Messias Pontes lembrou que Ariosto Holanda trabalhou junto ao então governador Tasso Jereissati para que a Lei Estadual da Anistia fosse encaminhada à Assembleia Legislativa, engavetada na época e resgatada depois e promulgada na gestão de Lúcio Alcântara no governo do Ceará. O deputado mantém no Gabinete, em Brasília, dois funcionários que integravam a Comissão Nacional de Anistia, Paulo Vidal e Rosa Simara, que cuidam dos processos de indenização para os anistiados. “Paulo Vidal todo dia envia e-mail com informações sobre os processos”, disse Messias.

Já o deputado João Ananias cedeu o gabinete para a Comissão da Anistia. “Iranildo Pereira e Paes de Andrade eram duas vozes em defesa da anistia e denúncia dos crimes da ditadura”, lembrou Messias Pontes, que fez referência ainda ao apoio de Maria Luiza Fontenele e Luiz Eduardo Cartaxo de Arruda, na luta. “A Lei da Anistia foi imposta pelos militares a um Congresso manietado e precisa ser revogada. A Lei tirou muita gente do cárcere e trouxe os que estavam no exílio, mas a tortura é considerada nos fóruns internacionais crime de lesa-humanidade, imprescritível”, afirmou o presidente da Associação Anistia 64/68.

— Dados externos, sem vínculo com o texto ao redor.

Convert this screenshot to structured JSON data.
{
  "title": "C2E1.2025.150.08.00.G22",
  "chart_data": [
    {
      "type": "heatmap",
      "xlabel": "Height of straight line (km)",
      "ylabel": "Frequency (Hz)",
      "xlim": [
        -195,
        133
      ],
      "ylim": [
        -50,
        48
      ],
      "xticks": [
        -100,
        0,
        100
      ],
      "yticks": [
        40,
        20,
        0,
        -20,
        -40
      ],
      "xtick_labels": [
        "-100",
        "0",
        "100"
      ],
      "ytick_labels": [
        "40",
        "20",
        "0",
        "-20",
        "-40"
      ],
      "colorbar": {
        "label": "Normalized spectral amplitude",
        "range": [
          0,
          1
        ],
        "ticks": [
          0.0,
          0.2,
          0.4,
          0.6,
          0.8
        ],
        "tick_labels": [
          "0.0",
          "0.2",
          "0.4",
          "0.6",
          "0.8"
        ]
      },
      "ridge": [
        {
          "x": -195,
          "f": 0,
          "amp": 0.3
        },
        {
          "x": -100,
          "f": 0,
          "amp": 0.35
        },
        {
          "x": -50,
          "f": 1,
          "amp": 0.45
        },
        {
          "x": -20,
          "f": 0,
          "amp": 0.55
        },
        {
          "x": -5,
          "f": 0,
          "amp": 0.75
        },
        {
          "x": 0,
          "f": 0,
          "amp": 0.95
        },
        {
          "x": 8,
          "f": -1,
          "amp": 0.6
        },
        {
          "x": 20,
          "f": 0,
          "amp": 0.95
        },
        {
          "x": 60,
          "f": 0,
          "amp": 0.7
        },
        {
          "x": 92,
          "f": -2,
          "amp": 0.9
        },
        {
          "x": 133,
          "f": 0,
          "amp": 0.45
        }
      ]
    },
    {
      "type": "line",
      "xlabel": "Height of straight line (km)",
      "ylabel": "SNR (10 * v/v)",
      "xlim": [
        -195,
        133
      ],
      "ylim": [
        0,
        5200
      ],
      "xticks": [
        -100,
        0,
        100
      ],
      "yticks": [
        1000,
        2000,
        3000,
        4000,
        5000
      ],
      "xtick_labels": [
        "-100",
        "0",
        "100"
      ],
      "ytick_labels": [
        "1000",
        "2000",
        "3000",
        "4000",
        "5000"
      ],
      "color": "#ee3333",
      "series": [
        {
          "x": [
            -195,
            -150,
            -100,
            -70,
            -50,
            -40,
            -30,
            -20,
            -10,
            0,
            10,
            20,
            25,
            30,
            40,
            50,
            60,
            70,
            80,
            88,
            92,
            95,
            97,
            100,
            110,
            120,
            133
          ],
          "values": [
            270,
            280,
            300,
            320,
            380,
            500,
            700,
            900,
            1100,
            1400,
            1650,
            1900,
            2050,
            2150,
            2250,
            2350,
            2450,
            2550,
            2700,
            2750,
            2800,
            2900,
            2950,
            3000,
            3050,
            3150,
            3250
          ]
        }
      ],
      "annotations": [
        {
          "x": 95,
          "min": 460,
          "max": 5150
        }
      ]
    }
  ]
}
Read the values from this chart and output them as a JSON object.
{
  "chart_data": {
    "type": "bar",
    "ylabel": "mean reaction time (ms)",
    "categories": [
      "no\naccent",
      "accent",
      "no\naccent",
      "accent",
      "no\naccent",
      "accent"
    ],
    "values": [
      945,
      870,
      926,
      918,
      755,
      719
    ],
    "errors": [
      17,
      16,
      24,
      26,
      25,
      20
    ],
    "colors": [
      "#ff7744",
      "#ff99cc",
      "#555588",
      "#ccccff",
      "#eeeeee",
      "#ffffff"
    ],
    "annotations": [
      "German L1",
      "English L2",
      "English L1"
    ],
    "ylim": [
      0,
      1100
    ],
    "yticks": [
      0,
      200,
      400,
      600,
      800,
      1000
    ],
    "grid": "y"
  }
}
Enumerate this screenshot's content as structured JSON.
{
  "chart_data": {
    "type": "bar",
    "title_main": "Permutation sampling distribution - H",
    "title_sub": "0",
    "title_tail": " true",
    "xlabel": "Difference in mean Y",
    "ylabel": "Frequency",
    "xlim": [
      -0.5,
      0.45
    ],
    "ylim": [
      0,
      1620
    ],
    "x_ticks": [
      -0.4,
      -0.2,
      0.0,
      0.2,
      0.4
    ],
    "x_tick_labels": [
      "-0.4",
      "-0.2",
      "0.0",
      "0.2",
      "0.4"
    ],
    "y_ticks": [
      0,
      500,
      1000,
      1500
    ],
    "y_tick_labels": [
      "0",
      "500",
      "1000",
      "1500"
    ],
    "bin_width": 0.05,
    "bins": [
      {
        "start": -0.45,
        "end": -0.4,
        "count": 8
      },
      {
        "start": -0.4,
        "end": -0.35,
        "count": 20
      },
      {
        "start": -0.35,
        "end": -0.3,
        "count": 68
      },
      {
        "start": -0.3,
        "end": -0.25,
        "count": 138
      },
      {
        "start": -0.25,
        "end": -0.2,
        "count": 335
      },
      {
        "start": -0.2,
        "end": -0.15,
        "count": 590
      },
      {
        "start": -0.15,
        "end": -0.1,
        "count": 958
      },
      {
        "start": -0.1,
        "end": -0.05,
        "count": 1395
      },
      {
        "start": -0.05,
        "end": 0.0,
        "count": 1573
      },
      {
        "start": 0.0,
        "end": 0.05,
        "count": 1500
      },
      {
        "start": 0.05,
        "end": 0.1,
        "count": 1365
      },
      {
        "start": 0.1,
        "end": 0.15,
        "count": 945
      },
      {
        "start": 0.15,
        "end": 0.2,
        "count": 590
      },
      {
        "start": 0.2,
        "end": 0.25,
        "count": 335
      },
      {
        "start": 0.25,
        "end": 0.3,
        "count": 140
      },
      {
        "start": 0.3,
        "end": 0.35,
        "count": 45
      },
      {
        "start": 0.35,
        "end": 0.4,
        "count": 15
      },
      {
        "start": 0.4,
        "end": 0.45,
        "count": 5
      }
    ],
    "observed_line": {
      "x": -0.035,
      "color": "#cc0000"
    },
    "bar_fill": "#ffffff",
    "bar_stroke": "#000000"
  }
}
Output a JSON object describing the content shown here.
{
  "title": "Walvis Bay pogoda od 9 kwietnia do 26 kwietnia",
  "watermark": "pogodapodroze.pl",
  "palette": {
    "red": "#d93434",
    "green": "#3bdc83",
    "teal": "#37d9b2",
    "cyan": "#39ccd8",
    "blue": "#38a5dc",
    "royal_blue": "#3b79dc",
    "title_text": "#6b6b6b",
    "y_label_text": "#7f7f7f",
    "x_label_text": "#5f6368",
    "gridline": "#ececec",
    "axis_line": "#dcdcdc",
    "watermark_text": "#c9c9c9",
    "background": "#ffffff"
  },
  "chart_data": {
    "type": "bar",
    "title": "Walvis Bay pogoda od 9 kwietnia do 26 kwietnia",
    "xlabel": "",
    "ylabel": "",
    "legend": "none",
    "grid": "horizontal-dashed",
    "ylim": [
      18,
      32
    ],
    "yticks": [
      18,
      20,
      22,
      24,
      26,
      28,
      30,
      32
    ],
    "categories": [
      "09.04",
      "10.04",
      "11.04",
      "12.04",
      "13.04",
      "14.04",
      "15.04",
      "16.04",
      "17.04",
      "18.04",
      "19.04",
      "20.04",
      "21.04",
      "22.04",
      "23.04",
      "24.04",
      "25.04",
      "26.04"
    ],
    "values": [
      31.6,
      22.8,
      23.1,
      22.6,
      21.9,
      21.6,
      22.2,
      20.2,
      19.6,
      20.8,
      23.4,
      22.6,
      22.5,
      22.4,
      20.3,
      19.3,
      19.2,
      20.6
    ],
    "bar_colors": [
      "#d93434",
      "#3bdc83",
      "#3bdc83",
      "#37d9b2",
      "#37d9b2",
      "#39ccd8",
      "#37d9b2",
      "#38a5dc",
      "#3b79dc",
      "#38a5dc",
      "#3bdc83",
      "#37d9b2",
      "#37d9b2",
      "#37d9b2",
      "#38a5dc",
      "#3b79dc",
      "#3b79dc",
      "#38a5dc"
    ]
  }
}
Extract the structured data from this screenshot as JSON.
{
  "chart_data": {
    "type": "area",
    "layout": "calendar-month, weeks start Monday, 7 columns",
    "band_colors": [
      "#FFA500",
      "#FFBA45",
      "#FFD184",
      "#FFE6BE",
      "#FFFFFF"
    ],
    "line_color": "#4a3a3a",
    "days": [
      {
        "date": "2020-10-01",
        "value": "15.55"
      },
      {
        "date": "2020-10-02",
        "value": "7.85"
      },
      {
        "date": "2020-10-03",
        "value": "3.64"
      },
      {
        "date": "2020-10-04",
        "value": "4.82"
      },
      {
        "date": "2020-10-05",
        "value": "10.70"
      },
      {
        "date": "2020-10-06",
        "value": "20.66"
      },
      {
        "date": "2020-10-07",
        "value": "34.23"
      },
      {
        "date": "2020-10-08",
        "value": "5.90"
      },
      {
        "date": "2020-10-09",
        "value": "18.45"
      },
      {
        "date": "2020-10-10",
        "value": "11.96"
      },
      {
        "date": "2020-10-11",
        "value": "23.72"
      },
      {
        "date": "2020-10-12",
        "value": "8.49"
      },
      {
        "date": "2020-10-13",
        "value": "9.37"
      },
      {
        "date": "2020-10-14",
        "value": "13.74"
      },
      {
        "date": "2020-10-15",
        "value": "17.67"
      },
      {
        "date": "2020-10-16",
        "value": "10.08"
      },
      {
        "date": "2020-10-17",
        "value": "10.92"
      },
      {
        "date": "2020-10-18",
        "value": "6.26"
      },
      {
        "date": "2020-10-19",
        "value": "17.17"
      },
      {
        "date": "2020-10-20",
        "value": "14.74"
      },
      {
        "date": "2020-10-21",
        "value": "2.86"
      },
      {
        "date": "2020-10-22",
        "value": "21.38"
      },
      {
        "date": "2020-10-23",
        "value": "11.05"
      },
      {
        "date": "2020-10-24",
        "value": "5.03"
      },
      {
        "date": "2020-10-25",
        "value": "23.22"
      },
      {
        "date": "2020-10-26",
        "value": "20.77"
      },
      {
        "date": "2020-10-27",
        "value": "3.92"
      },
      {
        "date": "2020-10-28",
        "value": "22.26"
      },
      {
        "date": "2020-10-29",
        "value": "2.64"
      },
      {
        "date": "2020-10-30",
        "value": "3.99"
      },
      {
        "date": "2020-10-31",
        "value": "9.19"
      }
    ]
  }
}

Também foram homenageados Lourdes Miranda, Pádua Barroso, advogada Wanda Rita Othon Sidou, (in memoriam), Nildes Alencar, Dom Aloísio Lorscheider (in memoriam), Dom Antônio Batista (in memoriam), Dom Manoel Edmílson da Cruz, padre Geraldinho, Horácio Frota, René Barreira, Angélica Monteiro, Maria Duarte, Valda Albuquerque, Josenilde Cunha, Irmã Imelda, Blanchard Girão, (in memoriam), Terezinha Bizerril, Antônio Carlos, Luiz Edgard Cartaxo (in memoriam), Salmito Filho e o Instituto dos Arquitetos do Brasil – Seção do Ceará.

Nildes Alencar,  ex-presidente do Movimento Feminino pela Anistia, seção Ceará, criada em março de 1976, ocupou a tribuna para dizer que a luta continua. "Vivemos o golpe militar de 1964. Passamos por fortes sentimentos de perda, de revolta, frustração, enfrentamento, fuga, exílio, banimento, tortura, morte, esconderijos, falsidade ideológica, sequestros. Aprendemos, na dor, que se reconstroi para continuar. Fomos a força, a esperança, a âncora dos presos políticos, dos banidos, dos exilados. Fomos a sede das liberdades democráticas confinada no Movimento Feminino pela Anistia. Fomos e somos as mulheres que têm no corpo e na alma o compromisso da palavra e da ação para repetir com voz vibrante: A luta continua porque estamos vivos e estamos fazendo história".

O bispo emérito de Limoeiro do Norte, Dom Edmilson Cruz, disse que a tortura tira do homem a sua própria alma, arranca do homem a sua humanidade, e o pior fica na alma do torturador, que não é mais homem. Ele anunciou que suas palavras são palavras de amor, provenientes da fé profunda que não se pode iludir, e aconselhou que é preciso o perdão. “Não represália, não tortura, mas é preciso que se faça que esse desalmado se torne meu irmão querido, e que todo esse esforço de amor à verdade tenha por base a fé. É preciso uma atitude que resolva o problema. Estamos vivos, e o Deus mais vivo em nós”.